PURPOSE: End-of-treatment (EOT) response evaluation by positron emission tomography (PET) remains suboptimal in patients with large B-cell lymphoma (LBCL), because of its limited positive predictive value (PPV). Circulating tumor DNA (ctDNA)-based measurable residual disease (MRD) detection offers a minimally invasive approach and may improve prognostication. We prospectively evaluated EOT MRD using phased variant enrichment and detection sequencing (PhasED-Seq) in patients with first-line LBCL. METHODS: Patients were enrolled in the HOVON-902 prospective cohort and received curative-intent first-line treatment. Phased variants (PVs) were identified and tracked using tumor biopsies or pretreatment plasma. The prognostic significance of EOT ctDNA-MRD status in progression-free survival (PFS) and overall survival (OS) was compared with that of the International Prognostic Index (IPI) and EOT PET-computed tomography (CT). RESULTS: PV identification was successful in 134 of 136 (99%) using either tissue or plasma. At EOT, 83% of patients were MRD-negative and 17% of patients were MRD-positive.
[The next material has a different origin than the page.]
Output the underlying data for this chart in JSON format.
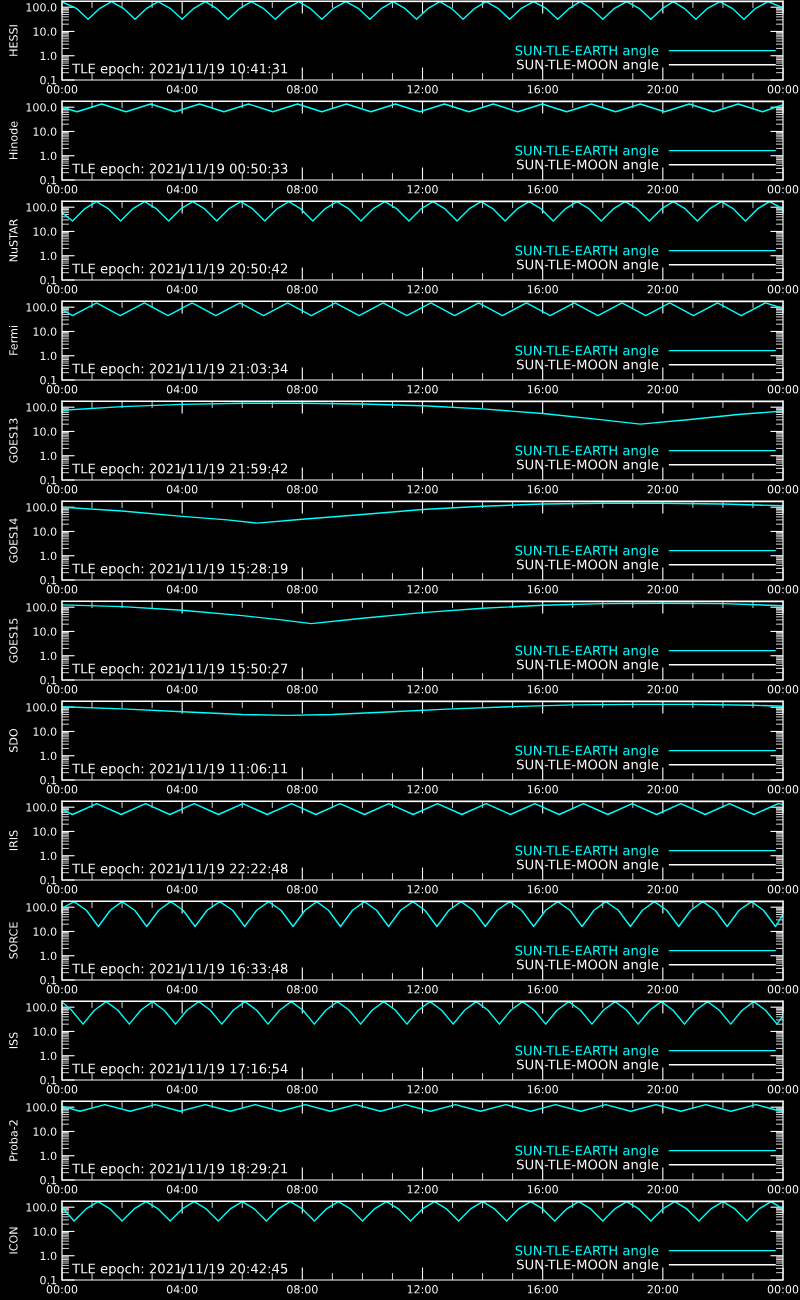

MRD positivity was strongly associated with inferior outcomes: the 3-year PFS was 17% in MRD-positive versus 85% in MRD-negative patients (hazard ratio [HR], 9.8 [95% CI, 5.1 to 19]; P = 9.63 × 10(-12)), and the OS was 43% versus 92%, respectively (HR, 7.7 [95% CI, 3.4 to 17.4]; P = 1.27 × 10(-6)). In multivariate analysis, MRD was an independent prognostic factor when controlling for IPI and EOT PET-CT. MRD positivity had a higher PPV for 2-year PFS than positive PET (68% v 56%, P ≤ .001), whereas negative predictive value was similar between negative MRD and PET (89% v 88%, P = .71). MRD positivity was associated with a significantly higher relapse risk within both complete metabolic response (CMR) and non-CMR subgroups. CONCLUSION: This study validates ultrasensitive ctDNA-MRD detection using PhasED-Seq in a uniformly treated, prospective real-world LBCL cohort. These findings support further evaluation of MRD integration into clinical response assessment.